Any one use a grigri for Srt. It can be used for ascending and descending right? How does one hold up with heavy work day use? Sorry for all the questions. Srt is one of those techniques that sound good on paper but is rather hard to put into practice.(at least for me)
I love my current set-up, but I'm willing to check out 21 century stuff too. Thanks for the feed back. Beastmaster


----------



## Norwayclimber (Dec 7, 2010)

For the time beeing SRT is used mostly for accents. One climbes up on a singlerope and establishes a new TIP with an other rope. The accessline stays as a rescue line.

There are posibilities for working on a srt line, usually either with a grigri in a RIG setup or with the use of a unicender.


----------



## Damon (Dec 7, 2010)

i climb on a grigri every day, my current on i have already had nearly 3 years without a problem, i only retired my last one because i dropped it onto concrete from about 60ft up


----------



## moss (Dec 7, 2010)

beastmaster said:


> I've been trying out single rope ascending here and there trying to get the hang of it with my current set up(a Vt with a 3 holed pulley)and it seems I can't get the knot to advance easily enough.



Try making a simple over the shoulder bungee harness (use 5 or 6mm diameter bungee), anchor one end middle of the back of your harness, the other end clip into the back of the pulley below your VT with an accessory biner.
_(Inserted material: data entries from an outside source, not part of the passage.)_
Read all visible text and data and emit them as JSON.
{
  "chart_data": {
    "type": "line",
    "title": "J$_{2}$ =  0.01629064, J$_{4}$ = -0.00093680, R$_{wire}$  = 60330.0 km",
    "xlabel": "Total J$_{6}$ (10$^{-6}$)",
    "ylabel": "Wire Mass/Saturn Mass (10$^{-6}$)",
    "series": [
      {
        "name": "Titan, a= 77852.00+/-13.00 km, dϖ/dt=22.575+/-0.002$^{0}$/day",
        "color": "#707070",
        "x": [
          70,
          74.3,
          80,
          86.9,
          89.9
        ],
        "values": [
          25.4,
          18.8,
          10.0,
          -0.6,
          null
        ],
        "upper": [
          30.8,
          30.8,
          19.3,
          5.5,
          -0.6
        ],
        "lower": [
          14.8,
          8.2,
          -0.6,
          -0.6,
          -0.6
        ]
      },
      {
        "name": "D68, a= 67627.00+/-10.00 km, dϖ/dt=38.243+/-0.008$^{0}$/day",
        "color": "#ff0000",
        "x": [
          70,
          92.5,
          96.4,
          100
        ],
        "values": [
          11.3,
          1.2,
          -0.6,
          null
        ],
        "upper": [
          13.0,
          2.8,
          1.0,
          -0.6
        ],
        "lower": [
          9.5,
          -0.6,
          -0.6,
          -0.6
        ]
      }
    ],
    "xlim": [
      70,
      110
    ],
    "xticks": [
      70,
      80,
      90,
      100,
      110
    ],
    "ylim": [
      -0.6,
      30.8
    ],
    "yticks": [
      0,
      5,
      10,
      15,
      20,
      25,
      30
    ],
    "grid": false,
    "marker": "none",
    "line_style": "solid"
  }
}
I just tested this out last weekend on a Petzl Sequoia harness, worked great moving the hitch up hands free SRT.
-AJ


----------



## moss (Dec 7, 2010)

beastmaster said:


> Any one use a grigri for Srt. It can be used for ascending and descending right? How does one hold up with heavy work day use?



Do a search on RADS SRT system either Google or Youtube and you should find what you need to help configure the system.
-AJ


----------